Study objectives: Improved understanding of the phenotypic characteristics of small cell lung cancer (SCLC) cells may facilitate the development of new therapies for this bronchogenic malignancy with early metastases. Herein we investigate whether activation of the M3 subtype of muscarinic acetylcholine receptor (mAChR) expressed on SCLC cells affects β1-integrin-mediated adhesion of these cells.
Design: Adhesion of the SCLC cell lines SCC-9 and NCI-H345 to extracellular matrix (ECM) proteins was investigated. Cell adhesion was quantified by labeling the cells with either toluidine blue dye and measuring optical density or 3H-thymidine and measuring β-activity. Fluorescence-activated cell sorting was used to quantify the SCLC cell surface expression of β1-integrins.
Setting: Experiments were conducted in the Molecular Pharmacology Laboratory, Guthrie Research Institute.

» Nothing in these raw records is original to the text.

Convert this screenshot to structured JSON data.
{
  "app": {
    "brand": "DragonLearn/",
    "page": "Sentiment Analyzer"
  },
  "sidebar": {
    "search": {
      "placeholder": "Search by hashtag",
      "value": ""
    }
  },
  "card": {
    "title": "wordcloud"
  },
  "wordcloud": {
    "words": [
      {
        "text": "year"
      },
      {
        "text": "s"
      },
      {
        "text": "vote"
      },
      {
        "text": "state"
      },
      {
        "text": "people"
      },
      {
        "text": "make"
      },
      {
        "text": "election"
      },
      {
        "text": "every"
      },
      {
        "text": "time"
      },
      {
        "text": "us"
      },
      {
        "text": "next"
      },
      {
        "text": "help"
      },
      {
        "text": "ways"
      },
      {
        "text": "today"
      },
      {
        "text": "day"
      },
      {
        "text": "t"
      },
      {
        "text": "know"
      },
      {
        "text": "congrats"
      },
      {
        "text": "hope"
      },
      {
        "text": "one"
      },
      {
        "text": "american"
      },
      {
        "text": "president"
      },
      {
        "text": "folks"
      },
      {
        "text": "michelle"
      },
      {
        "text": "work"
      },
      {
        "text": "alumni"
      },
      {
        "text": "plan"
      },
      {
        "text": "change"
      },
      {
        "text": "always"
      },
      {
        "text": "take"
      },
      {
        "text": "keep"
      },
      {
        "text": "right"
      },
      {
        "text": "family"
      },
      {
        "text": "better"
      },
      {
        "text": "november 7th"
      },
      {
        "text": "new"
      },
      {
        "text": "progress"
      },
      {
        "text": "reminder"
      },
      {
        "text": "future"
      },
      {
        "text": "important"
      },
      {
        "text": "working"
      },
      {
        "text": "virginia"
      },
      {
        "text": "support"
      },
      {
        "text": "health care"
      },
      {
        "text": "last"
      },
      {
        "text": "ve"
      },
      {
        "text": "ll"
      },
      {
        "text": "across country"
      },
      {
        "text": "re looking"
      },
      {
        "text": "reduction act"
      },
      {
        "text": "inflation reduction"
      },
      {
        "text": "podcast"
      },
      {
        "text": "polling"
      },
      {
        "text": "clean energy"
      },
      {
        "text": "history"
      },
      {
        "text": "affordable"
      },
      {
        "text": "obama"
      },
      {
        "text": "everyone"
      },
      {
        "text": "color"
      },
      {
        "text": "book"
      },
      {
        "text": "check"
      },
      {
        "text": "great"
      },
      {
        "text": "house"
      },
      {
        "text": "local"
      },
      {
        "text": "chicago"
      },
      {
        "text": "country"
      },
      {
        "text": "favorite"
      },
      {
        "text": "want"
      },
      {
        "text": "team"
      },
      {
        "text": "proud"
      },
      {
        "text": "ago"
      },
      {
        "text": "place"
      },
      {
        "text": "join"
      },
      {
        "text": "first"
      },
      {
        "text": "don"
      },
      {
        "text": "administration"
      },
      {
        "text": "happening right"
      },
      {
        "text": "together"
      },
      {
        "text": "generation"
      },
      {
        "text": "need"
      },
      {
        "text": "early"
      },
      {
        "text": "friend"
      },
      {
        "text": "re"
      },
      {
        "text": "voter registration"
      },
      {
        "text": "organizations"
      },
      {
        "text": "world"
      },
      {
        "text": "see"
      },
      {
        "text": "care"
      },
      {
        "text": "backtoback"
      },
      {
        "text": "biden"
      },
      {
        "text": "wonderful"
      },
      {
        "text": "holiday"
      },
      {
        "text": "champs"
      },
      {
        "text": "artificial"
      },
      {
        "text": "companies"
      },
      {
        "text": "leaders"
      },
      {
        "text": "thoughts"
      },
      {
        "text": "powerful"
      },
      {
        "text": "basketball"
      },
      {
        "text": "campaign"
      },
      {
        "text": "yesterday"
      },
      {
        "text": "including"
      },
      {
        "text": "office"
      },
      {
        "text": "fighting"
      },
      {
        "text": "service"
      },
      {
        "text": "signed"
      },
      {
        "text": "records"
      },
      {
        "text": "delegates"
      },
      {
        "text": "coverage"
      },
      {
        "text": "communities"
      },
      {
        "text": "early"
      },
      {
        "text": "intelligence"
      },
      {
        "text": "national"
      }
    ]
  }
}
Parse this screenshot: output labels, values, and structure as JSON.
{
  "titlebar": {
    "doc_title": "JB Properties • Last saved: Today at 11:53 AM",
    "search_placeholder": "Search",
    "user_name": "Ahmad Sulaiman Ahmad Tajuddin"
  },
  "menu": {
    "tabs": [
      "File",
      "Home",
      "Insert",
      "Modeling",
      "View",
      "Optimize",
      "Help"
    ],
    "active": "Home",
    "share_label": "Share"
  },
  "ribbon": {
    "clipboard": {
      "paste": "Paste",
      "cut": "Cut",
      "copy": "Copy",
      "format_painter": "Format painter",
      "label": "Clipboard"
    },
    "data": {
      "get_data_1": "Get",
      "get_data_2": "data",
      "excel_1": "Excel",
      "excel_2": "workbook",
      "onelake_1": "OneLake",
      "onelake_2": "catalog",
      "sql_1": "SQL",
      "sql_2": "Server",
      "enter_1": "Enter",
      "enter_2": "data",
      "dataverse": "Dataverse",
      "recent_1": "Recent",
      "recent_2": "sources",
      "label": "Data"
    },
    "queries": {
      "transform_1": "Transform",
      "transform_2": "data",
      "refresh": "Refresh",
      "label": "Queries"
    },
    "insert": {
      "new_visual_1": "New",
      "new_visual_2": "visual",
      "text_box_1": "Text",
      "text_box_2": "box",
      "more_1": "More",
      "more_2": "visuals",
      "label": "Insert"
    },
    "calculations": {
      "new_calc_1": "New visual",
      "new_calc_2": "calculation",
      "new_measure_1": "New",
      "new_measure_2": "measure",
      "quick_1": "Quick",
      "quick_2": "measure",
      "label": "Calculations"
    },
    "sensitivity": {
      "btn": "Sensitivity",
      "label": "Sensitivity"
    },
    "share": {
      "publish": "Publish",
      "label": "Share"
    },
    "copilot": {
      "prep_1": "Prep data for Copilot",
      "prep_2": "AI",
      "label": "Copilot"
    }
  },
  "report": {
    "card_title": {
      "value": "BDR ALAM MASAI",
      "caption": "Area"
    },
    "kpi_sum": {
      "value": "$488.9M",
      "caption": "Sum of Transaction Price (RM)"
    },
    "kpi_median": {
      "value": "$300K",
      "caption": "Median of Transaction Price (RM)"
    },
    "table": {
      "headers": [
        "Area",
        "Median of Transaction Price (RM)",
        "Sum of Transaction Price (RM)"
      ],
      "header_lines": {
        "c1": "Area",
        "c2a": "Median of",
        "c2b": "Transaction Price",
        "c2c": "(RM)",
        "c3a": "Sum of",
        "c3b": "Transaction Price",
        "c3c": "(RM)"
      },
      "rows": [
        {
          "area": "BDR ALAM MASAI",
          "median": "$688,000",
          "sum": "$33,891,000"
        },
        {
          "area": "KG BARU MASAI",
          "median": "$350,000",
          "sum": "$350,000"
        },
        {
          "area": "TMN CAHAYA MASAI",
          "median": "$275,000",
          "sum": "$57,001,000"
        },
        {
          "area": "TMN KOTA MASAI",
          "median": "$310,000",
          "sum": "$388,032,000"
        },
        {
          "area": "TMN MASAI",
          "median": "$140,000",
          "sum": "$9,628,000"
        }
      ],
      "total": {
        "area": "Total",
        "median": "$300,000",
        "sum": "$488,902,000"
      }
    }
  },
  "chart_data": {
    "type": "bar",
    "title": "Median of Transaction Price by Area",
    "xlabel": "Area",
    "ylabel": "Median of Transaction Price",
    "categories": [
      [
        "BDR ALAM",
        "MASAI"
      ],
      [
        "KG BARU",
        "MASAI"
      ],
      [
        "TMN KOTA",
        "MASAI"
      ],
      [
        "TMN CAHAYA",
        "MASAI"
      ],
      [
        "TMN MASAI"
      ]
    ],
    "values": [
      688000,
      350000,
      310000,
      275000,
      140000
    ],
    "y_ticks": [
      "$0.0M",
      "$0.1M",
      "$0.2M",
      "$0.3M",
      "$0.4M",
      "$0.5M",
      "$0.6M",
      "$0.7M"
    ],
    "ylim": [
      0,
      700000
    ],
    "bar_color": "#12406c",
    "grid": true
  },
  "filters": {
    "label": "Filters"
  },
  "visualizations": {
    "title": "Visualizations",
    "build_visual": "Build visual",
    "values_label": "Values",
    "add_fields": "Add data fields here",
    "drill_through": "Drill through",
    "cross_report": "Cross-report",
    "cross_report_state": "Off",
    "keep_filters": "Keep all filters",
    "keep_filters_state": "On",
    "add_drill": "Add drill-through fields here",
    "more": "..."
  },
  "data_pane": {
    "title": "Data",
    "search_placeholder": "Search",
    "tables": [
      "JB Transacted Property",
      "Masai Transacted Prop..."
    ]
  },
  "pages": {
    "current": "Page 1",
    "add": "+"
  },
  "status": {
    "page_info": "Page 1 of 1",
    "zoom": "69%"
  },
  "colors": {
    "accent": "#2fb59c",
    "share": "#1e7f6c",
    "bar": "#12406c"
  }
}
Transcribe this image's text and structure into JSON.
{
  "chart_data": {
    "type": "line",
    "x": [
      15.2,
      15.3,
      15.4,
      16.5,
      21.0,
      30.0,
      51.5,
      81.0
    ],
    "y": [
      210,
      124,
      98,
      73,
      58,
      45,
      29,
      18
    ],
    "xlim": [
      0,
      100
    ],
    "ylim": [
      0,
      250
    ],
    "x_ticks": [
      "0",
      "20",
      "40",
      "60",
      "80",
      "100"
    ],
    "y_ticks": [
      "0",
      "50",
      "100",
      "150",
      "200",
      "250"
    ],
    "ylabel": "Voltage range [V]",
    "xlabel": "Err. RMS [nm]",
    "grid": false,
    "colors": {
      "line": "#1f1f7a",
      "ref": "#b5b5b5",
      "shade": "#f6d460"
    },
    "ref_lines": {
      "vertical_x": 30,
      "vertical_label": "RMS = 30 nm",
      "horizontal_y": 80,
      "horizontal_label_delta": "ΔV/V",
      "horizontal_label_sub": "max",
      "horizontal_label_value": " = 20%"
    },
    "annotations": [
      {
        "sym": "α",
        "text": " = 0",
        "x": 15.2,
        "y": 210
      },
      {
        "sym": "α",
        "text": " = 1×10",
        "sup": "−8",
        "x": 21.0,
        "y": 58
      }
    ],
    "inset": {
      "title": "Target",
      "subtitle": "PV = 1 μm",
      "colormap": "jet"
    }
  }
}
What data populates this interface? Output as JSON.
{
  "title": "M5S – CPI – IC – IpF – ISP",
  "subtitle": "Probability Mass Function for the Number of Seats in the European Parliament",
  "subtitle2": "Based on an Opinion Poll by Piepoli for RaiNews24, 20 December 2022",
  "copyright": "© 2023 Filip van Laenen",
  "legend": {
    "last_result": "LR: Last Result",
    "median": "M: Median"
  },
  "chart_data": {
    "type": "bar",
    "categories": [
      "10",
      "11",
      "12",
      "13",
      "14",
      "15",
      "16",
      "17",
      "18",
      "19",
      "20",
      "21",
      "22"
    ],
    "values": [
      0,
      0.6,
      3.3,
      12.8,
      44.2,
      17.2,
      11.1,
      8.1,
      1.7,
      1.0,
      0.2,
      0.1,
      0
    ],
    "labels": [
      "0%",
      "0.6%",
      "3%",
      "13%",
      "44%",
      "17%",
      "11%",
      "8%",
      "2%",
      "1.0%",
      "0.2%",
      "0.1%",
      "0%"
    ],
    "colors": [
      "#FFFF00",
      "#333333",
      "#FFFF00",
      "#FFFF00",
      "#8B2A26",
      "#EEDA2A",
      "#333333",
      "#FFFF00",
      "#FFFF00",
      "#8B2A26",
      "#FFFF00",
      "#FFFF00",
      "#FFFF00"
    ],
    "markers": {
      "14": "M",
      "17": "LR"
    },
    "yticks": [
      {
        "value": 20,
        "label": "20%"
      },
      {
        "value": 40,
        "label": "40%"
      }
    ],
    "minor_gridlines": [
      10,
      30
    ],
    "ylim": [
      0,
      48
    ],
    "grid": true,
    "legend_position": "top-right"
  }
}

Measurements and results: Activation of mAChR with the agonist carbachol (10 µM, 1.5 h) significantly increases adhesion of the SCC-9 SCLC cell line to the ECM proteins laminin and collagen types I and IV. In contrast, mAChR activation does not alter the adhesion of SCC-9 cells to vitronectin, fibronectin, poly-L-lysine, or bovine serum albumin. Carbachol also does not alter the adhesion of NCI-H345 SCLC cells that lack functional mAChR. Preincubation of SCC-9 cells with the AIIB2 blocking antibody to β1-integrin inhibits mAChR-induced adhesion to ECM proteins. Immunofluorescence analysis indicates that mAChR activation does not alter the surface expression of β1-integrins by SCC-9 cells. Direct stimulation of protein kinase C (PKC) by treatment with phorbol 12-myristate 13-acetate (PMA) (10 nM, 1.5 h) increases the adhesion of both the SCC-9 and NCI-H345 cell lines to ECM proteins. These results indicate that direct activation of PKC or stimulation of M3 mAChR (which results in increased PKC activity) increases the binding activity of β1-integrins, resulting in increased adhesion of SCLC cells to ECM proteins.
Conclusions: The ability of mAChR to regulate SCLC proliferation and adhesion suggests that activation of these receptors may be used to alter SCLC tumorigenesis and metastasis.